Yelken sporu ile 2001 yılında Bodrum’da tanışan Neslihan Karayel da “Yelken sporu ile tanıştıktan sonra bu benim için bir hobiye dönüştü. Ardından denize ilgim daha da arttı ve açık deniz yat kaptanı oldum” dedi. Kadınların erkeklere göre daha titiz ve daha çalışkan olduğunun altını çizen Karayel, “Ancak öğretilmiş bir çaresizlikle yetiştiriliyor.
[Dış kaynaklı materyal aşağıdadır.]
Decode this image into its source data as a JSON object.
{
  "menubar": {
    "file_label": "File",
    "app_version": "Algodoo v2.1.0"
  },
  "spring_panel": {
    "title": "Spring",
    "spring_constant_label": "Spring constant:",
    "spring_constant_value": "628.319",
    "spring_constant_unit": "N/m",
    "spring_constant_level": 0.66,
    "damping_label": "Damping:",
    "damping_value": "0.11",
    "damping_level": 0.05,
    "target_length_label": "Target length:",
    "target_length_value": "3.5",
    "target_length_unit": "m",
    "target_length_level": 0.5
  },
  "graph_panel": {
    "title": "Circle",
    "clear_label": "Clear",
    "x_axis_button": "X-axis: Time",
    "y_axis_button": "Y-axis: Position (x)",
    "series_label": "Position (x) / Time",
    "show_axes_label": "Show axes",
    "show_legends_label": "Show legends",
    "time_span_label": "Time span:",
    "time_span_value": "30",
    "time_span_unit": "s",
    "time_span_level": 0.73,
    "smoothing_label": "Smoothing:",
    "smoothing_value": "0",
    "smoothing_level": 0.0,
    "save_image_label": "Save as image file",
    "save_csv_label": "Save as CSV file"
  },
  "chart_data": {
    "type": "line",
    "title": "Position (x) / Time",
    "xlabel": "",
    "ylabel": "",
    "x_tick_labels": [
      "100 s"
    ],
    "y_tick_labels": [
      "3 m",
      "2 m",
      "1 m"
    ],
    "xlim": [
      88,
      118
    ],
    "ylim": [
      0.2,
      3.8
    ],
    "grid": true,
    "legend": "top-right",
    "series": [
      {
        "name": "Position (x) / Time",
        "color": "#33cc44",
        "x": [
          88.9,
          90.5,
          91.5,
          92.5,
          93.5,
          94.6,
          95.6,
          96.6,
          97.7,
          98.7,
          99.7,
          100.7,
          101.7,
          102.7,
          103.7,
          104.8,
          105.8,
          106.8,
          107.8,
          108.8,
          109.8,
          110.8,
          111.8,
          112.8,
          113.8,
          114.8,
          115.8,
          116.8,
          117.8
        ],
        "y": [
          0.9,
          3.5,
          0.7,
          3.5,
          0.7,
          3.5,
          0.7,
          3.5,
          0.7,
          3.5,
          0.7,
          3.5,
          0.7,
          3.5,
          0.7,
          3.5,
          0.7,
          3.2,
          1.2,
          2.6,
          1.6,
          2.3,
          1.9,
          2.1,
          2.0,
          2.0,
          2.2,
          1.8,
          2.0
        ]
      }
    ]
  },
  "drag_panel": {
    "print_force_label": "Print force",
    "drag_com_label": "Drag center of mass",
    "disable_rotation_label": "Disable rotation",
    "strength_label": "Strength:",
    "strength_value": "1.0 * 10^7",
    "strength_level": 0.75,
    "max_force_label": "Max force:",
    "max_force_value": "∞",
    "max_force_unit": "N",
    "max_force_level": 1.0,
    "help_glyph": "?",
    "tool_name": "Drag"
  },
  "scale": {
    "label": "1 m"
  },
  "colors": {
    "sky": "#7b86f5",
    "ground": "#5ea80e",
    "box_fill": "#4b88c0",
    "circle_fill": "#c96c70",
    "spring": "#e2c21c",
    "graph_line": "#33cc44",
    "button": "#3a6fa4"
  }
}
Yapılan bir araştırmaya göre erkek-kadın eşitliğinin olabilmesi için 200 sene daha geçmesi gerekiyor. İzlanda’da artık aynı pozisyonda çalışan erkek ve kadınlar aynı maaşı alıyor. Bizim de bu konuda çalışmalar yapmamız gerekiyor. Biz de kadınlar olarak farkındalık yaratmak için Uluslararası Yelken Kadınlar Haftası’nı hayata geçirdik. Bu seneki sloganımız ise Kırmızı Yelken…”

 

“Deniz, disiplin işidir, şakası olmaz”
Yelken eğitmenliği yapan Sabine Dedeoğlu ise doğup büyüdüğü Almanya’da çocukların istediği sporu yapabildiğini dile getirdi. Dedeoğlu, “Ben de bütün sporları denedim. Ancak kalbim aile sporumuz olan yelkende kaldı. Yelken sporunu öğrenmek isteyenlere de eğitimler veriyorum. Ama Alman disiplini ile çalıştığım için beni ters biri olarak görüyorlar. Oysa ki ben işimi ciddiye alıyorum. çünkü denizin şakası olmaz.”

 

“Başarının kadını-erkeği olmaz”
Fenerbahçe Doğuş Yelken Şube Sorumlusu Selma Rodopman, yelkenin doğa ile uyumlu bir spor olduğunu kaydetti. Rodopman, “Toplam 530 lisanslı öğrencimiz var. Sporcu sayısı yükseldikçe başarıya giden yolda önümüz açılıyor. Bir sporcunun yılda 300 gün antrenman yapması gerekiyor. Bu 300 günün 200 günü ise denizde geçiyor. Başarının kadını erkeği olduğunu düşünmüyorum. Kim daha çok çalışıyorsa o başarılı oluyor” değerlendirmesinde bulundu.

 

“Spor ailede başlar”
Deniz sporlarındaki başarısının yanı sıra mimar ve blog yazarı da olan Esra Tekkaya, her şeyin ailede başladığını söyledi. Tekkaya şunları söyledi:
“Hem spor hem de deniz tutkusu ile büyütüldüm. Yelkencilik de benim kaçınılmazımdı. üniversite tercihlerimde hep denizi olan şehirleri yazdım. Kocaeli’nde üniversiteye başladım ve ilk işim yelken kulüpleri aramak oldu. Eşimle de bu sayede tanıştık. Şimdi ise eşimin adına kurduğumuz denizcilik şirketinde 20 kişiden oluşan ‘Team Leadies First’ isimli bir ekibim var. Birçok yarışlara katıldık ve ödüller aldık. Hedefimiz Türkiye’de yelkenciliği geliştirmek ve yaygınlaştırmak.”